Urgent Museum Notice

Art Fix Friday: October 9, 2020

Blog Category:  Art Fix Friday
A black-and-white photograph of a light-skinned adult woman holding a newspaper with news about World War II. She wears a coat and her short, curly hair is caught in the wind.

American poet Louise Glück has won the 2020 Nobel prize in literature for her “unmistakable poetic voice.” Glück has published twelve collections of poetry since 1968 and has previously won the Pulitzer Prize in 1993 and the National Book Award in 2014. The 77-year-old is the first American woman to win the prize since Toni Morrison in 1993.

A light-skinned woman with dark shoulder-length hair stands to the right of center and cups her left hand against her chin. She wears a dark v-neck sweater with white trim around the neckline and gold earrings. She stares softly at the camera, her eyes reflecting light.
Louise Glück; Photo by Sigrid Estrada for the Associated Press

Anders Olson, chair of the Nobel Prize committee, writes of Glück’s constant “striving for clarity,” her humor and candidness, and her visionary interpretations of nature and classic myths. She is, he states, “a poet of radical change and rebirth.”

Front-Page Femmes

The New York Times Magazine features an essay and portfolio of artwork from the forthcoming book Black Futures, edited by Jenna Wortham and Kimberly Drew, which examines “what it means to be Black and alive.”

NPR reports on the 2020 MacArthur “genius” grant winners, including writer Jacqueline Woodson, filmmaker Nanfu Wang, singer and composer Cécile McLorin Salvant, writer Cristina Rivera Garza, and playwright Larissa FastHorse.

The Guardian interviews Marina Abramović about her performance art, creative routine, and how she combats internet conspiracy theories that she’s a Satanist.

Hyperallergic reviews Girl Pictures (2020), a new collection of Justine Kurland’s photographic portrayals of American girlhood that blend the punk and pastoral.

A light-skinned young woman sits in the fork of a cherry blossom tree, her head turned toward the water on the left. To her right, pink trees stand in a row, and to her left is the shore of a large body of water before a small skyline of six buildings.
Justine Kurland, Pink Tree, 1979; ©Justine Kurland

Hyperallergic reviews Jan Harrison’s latest exhibition, Animula — Big Little Soul, featuring small porcelain sculptures and paintings of animals.

Color management company Pantone has introduced a new shade, Period Red, to help end stigma around menstruation.

The Jewish Journal highlights Aram Han Sifuentes’s participatory online exhibition The Official Unofficial Voting Station, in which visitors cast symbolic ballots to represent those excluded from the democratic voting process.

The New York Times profiles writer-director Radha Blank and her new film, The Forty-Year-Old Version, “an intimate, epic reckoning with age, ambition, and everything else.”

For Zora, fashion designer Soreyda Benedit-Begley, who worked in a sweatshop as a teenager, examines the role of race in fashion and how it intersects with exploitative labor.

The Great Women Artists podcast interviews artist Toyin Ojih Odutola, known for her colorful figurative work.

ARTFIXdaily reviews Guerrilla Girls: The Art of Behaving Badly (2020), the first book to look at the collective’s full body of work.

Hyperallergic reviews Women in Concrete Poetry (2020), a new anthology of the works of women concrete poets left behind by history.

Shows We Want to See

Moon in a Dew Drop, a major survey of Australian Chinese artist Lindy Lee, has opened at the Museum of Contemporary Art Australia.

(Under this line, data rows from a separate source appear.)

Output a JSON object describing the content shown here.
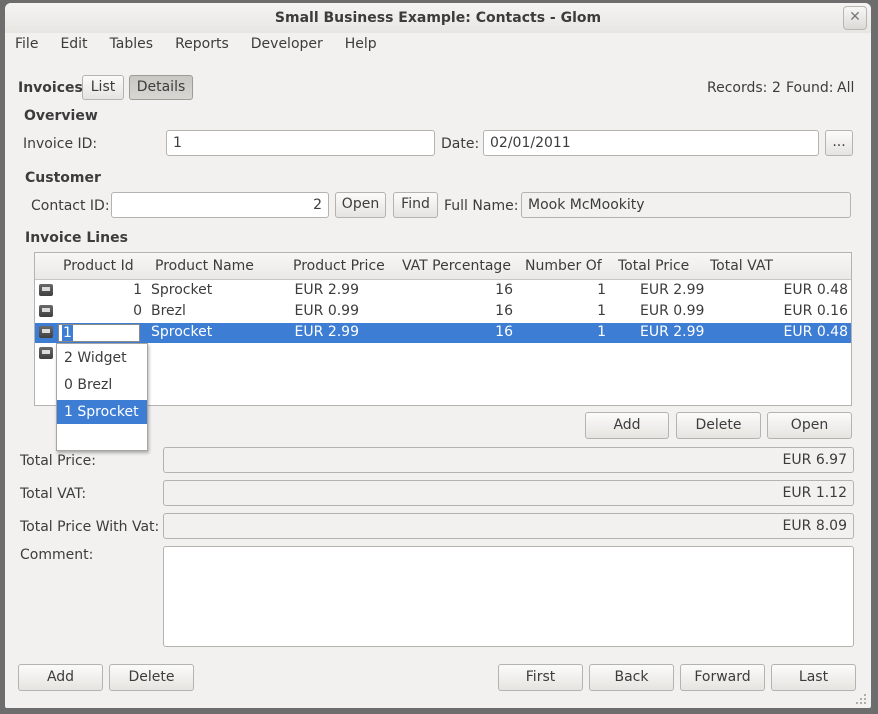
{
  "window": {
    "title": "Small Business Example: Contacts - Glom",
    "close_glyph": "✕"
  },
  "menu": [
    "File",
    "Edit",
    "Tables",
    "Reports",
    "Developer",
    "Help"
  ],
  "header": {
    "table_name": "Invoices",
    "tabs": [
      "List",
      "Details"
    ],
    "records_label": "Records:",
    "records_count": "2",
    "found_label": "Found:",
    "found_value": "All"
  },
  "overview": {
    "heading": "Overview",
    "invoice_id_label": "Invoice ID:",
    "invoice_id": "1",
    "date_label": "Date:",
    "date": "02/01/2011",
    "date_button": "..."
  },
  "customer": {
    "heading": "Customer",
    "contact_id_label": "Contact ID:",
    "contact_id": "2",
    "open_label": "Open",
    "find_label": "Find",
    "full_name_label": "Full Name:",
    "full_name": "Mook McMookity"
  },
  "invoice_lines": {
    "heading": "Invoice Lines",
    "columns": [
      "Product Id",
      "Product Name",
      "Product Price",
      "VAT Percentage",
      "Number Of",
      "Total Price",
      "Total VAT"
    ],
    "rows": [
      {
        "product_id": "1",
        "product_name": "Sprocket",
        "product_price": "EUR 2.99",
        "vat_percentage": "16",
        "number_of": "1",
        "total_price": "EUR 2.99",
        "total_vat": "EUR 0.48"
      },
      {
        "product_id": "0",
        "product_name": "Brezl",
        "product_price": "EUR 0.99",
        "vat_percentage": "16",
        "number_of": "1",
        "total_price": "EUR 0.99",
        "total_vat": "EUR 0.16"
      },
      {
        "product_id": "1",
        "product_name": "Sprocket",
        "product_price": "EUR 2.99",
        "vat_percentage": "16",
        "number_of": "1",
        "total_price": "EUR 2.99",
        "total_vat": "EUR 0.48"
      }
    ],
    "dropdown_options": [
      "2 Widget",
      "0 Brezl",
      "1 Sprocket"
    ],
    "dropdown_selected": "1 Sprocket",
    "add_label": "Add",
    "delete_label": "Delete",
    "open_label": "Open"
  },
  "totals": {
    "total_price_label": "Total Price:",
    "total_price": "EUR 6.97",
    "total_vat_label": "Total VAT:",
    "total_vat": "EUR 1.12",
    "total_with_vat_label": "Total Price With Vat:",
    "total_with_vat": "EUR 8.09",
    "comment_label": "Comment:",
    "comment": ""
  },
  "footer": {
    "add_label": "Add",
    "delete_label": "Delete",
    "first_label": "First",
    "back_label": "Back",
    "forward_label": "Forward",
    "last_label": "Last"
  },
  "colors": {
    "selection": "#3d7ed4",
    "window_bg": "#f2f1f0",
    "frame": "#6d6d6d"
  }
}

Lee uses printmaking, flung bronze, and painting to create interactive works inspired by Daoism and Zen Buddhism. Open through February 28, 2021.

On the left, a large, gold metallic abstract sculpture reflects the light of the gallery. The sculpture is an uneven liquid bronze triangle with a hole in the middle. In the background sits a wide rectangular painting of blue and black upward brush strokes.
Lindy Lee, Open as the Night Sky and Under the Shadowless Tree, 2020; Photo: MCA/Anna Kucera; © Lindy Lee

Latela Curatorial x Artsy: Women in the Arts online exhibition features more than 80 women artists from the D.C., Maryland, and Virginia area. The exhibition comprises six thematic viewing rooms and features online artist talks, studio visits, and more. Open October 11 through November 12.